853 Kilometer, 9 Stunden und 20 Minuten reine Fahrzeit – aber sie braucht alle halbe Stunde eine Pinkelpause, weil sie nonstop Gurkenwasser aus mitgebrachten Glasflaschen trinkt. Der Nachschub scheint endlos. Ihre Blase klein. Sie werden niemals ankommen, denkt er. Erfrischend, sagt sie, total erfrischend. Ob er auch wolle? Nein, will er nicht. Und er will auch nicht dauernd für sie anhalten, an jeder einzelnen Raststätte zwischen Zürich und Rom, aber das behält er für sich.
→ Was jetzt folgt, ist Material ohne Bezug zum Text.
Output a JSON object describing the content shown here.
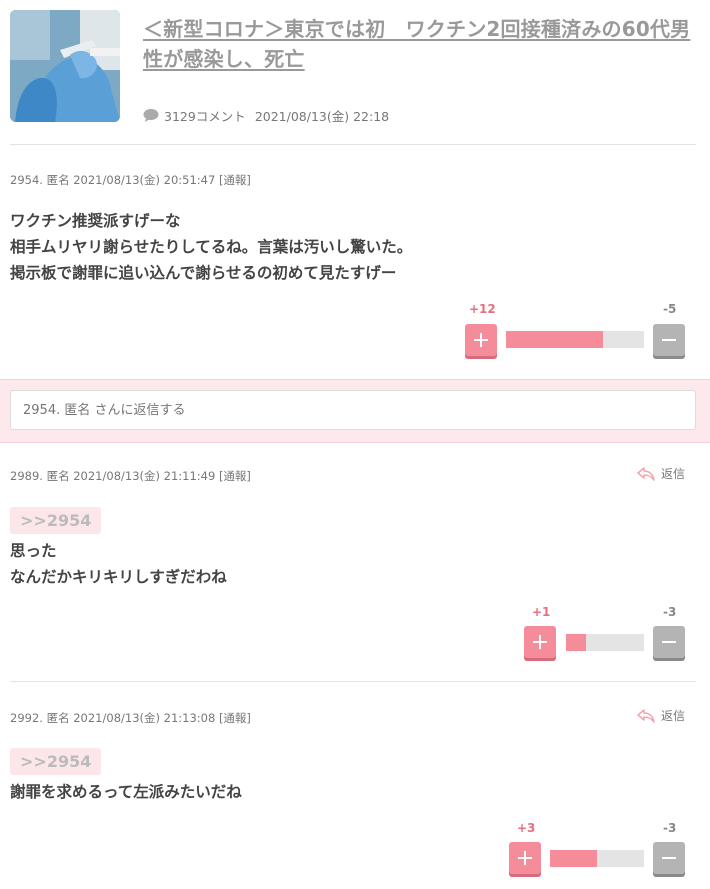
{
  "article": {
    "title": "＜新型コロナ＞東京では初　ワクチン2回接種済みの60代男性が感染し、死亡",
    "comment_count": "3129コメント",
    "date": "2021/08/13(金) 22:18"
  },
  "comments": [
    {
      "header": "2954. 匿名 2021/08/13(金) 20:51:47 [通報]",
      "anchor": "",
      "lines": [
        "ワクチン推奨派すげーな",
        "相手ムリヤリ謝らせたりしてるね。言葉は汚いし驚いた。",
        "掲示板で謝罪に追い込んで謝らせるの初めて見たすげー"
      ],
      "plus": "+12",
      "minus": "-5",
      "plus_ratio": 0.705
    },
    {
      "header": "2989. 匿名 2021/08/13(金) 21:11:49 [通報]",
      "reply_label": "返信",
      "anchor": ">>2954",
      "lines": [
        "思った",
        "なんだかキリキリしすぎだわね"
      ],
      "plus": "+1",
      "minus": "-3",
      "plus_ratio": 0.25
    },
    {
      "header": "2992. 匿名 2021/08/13(金) 21:13:08 [通報]",
      "reply_label": "返信",
      "anchor": ">>2954",
      "lines": [
        "謝罪を求めるって左派みたいだね"
      ],
      "plus": "+3",
      "minus": "-3",
      "plus_ratio": 0.5
    }
  ],
  "reply_box": {
    "placeholder": "2954. 匿名 さんに返信する"
  }
}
Er hatte sich das selbst eingebrockt. Beziehungsweise: Sie hatte schon lange davon geschwafelt, dass sie nach Rom wolle, also erfüllte er ihr den Wunsch. Nicht völlig selbstlos: Es gab Ablenkung in Rom. Besser als Liege an Liege am Strand und dazu ihr Gift in den Ohren. In Rom würden sie gar nicht übereinander nachdenken können, zu viel war da los: Kolosseum, Petersdom, Pantheon – und die schönen Töchter anderer Männer in kurzen Röcken. Hinsehen, wegträumen. Dazu Pizza und Rotwein. Genug Rotwein, um es gar nicht mehr zu hören, wenn sie den Mund aufmachte.

Weisst du, sagt sie, ich hätte mich schon gefreut, wenn du wenigstens noch die Bilder aufgehängt hättest vor der Abreise. Hast du wenigstens Elisabeth geschrieben, wegen dem Giessen? Was? Vergessen? Das gibt’s doch nicht! – Er seufzt. Sie sind nicht mal ganz durch den Gotthard, schon möchte er umdrehen. Spricht sie nur noch mit ihm, wenn es darum geht, ihm seine Pflichten und Versäumnisse unter die Nase zu reiben? In den ersten Jahren gab es zumindest Momente der Zufriedenheit. Die hatten mit Sex zu tun, bei dem er sich Mühe gab, ihr Lust zu bereiten. Aber sein Stehaufmännchen bleibt immer häufiger liegen, je mehr sie ihn an seine Mutter erinnert, er ist ja nicht pervers.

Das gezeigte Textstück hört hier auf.